Another Judge—"Did your people follow you to battle because they considered you inspired?"

Joan Darc—"I said to them: 'Let us fall bravely upon the English!' I was the first to fall to—they followed me."

The Judge—"In short, your people took you to be inspired of God?"

Joan Darc—"Whether they believed me to be inspired or not, they trusted in my courage."

Bishop Cauchon—"Did you not, when your King was consecrated at Rheims, proudly wave your banner over the prince's head?"

Joan Darc—"No; but alone of all the captains, I accompanied the King into the cathedral with my standard in my hand."

A Judge (angrily)—"Accordingly, while the other captains did not bring their standards to the solemnity, you brought yours!"

Joan Darc—"It had been at the pain—it was entitled to be at the honor."

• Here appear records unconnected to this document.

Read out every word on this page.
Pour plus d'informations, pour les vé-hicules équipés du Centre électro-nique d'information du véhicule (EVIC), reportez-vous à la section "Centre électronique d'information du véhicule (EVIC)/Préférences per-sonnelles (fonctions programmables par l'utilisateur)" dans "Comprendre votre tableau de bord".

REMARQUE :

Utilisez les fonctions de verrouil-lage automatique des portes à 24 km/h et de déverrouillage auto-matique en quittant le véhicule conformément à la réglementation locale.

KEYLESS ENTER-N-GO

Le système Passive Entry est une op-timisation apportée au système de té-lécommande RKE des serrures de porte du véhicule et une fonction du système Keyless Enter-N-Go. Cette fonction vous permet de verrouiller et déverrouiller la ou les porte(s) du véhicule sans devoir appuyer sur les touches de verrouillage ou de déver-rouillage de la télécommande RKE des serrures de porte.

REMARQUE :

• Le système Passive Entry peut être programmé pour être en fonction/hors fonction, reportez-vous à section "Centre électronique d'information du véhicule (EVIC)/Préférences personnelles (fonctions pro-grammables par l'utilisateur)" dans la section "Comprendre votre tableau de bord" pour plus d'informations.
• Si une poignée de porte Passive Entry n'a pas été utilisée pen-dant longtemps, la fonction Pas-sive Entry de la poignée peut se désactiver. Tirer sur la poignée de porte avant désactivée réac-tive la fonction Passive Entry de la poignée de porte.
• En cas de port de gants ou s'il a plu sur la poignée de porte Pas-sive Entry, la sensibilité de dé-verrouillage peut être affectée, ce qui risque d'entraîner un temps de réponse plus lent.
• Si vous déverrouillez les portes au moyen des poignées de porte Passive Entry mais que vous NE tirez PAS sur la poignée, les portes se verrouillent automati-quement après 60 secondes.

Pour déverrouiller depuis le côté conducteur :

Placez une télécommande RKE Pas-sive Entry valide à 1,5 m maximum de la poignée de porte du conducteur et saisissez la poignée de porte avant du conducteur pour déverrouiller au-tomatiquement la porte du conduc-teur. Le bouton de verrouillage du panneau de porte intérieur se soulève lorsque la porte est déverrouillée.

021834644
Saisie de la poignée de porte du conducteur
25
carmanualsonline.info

This sublime answer, of such legitimate and touching pride and bearing the stamp of antique simplicity, strikes the assembled ecclesiastical executioners with admiration. They pause despite their bitter malice towards their victim. These were heroic and scathing words. They told of the price of perils and above all of disenchantment that Joan had paid for her triumph. Aye, she and her glorious standard had been cruelly in pain, poor martyr that she was. Her virginal body was broken by the rude trials of war. She had shed her generous blood on the fields of battle. She had struggled with admirable stubbornness, with mortal anxieties born of the most sacred patriotism, against the treasonable plots of the captains who finally brought on her downfall. She had struggled against the sloth of Charles VII, the poltroon whom with so much pain she dragged from victory to victory as far as Rheims, where she had him consecrated King. Her only recompense was to see her standard "at the honor" of that solemn consecration, from which she expected the salvation of Gaul. Her standard had been at the pain—it was entitled to be at the honor. The astonishment of the ecclesiastics at these sublime words is profound. Deep silence ensues. Bishop Cauchon is the first to break it. Addressing himself to the accused in measured words, an ordinary symptom with him of some lurking perfidy, he asks:

Bishop Cauchon—"Joan, when you entered a town, did not the inhabitants kiss your hands, your feet, your clothes?"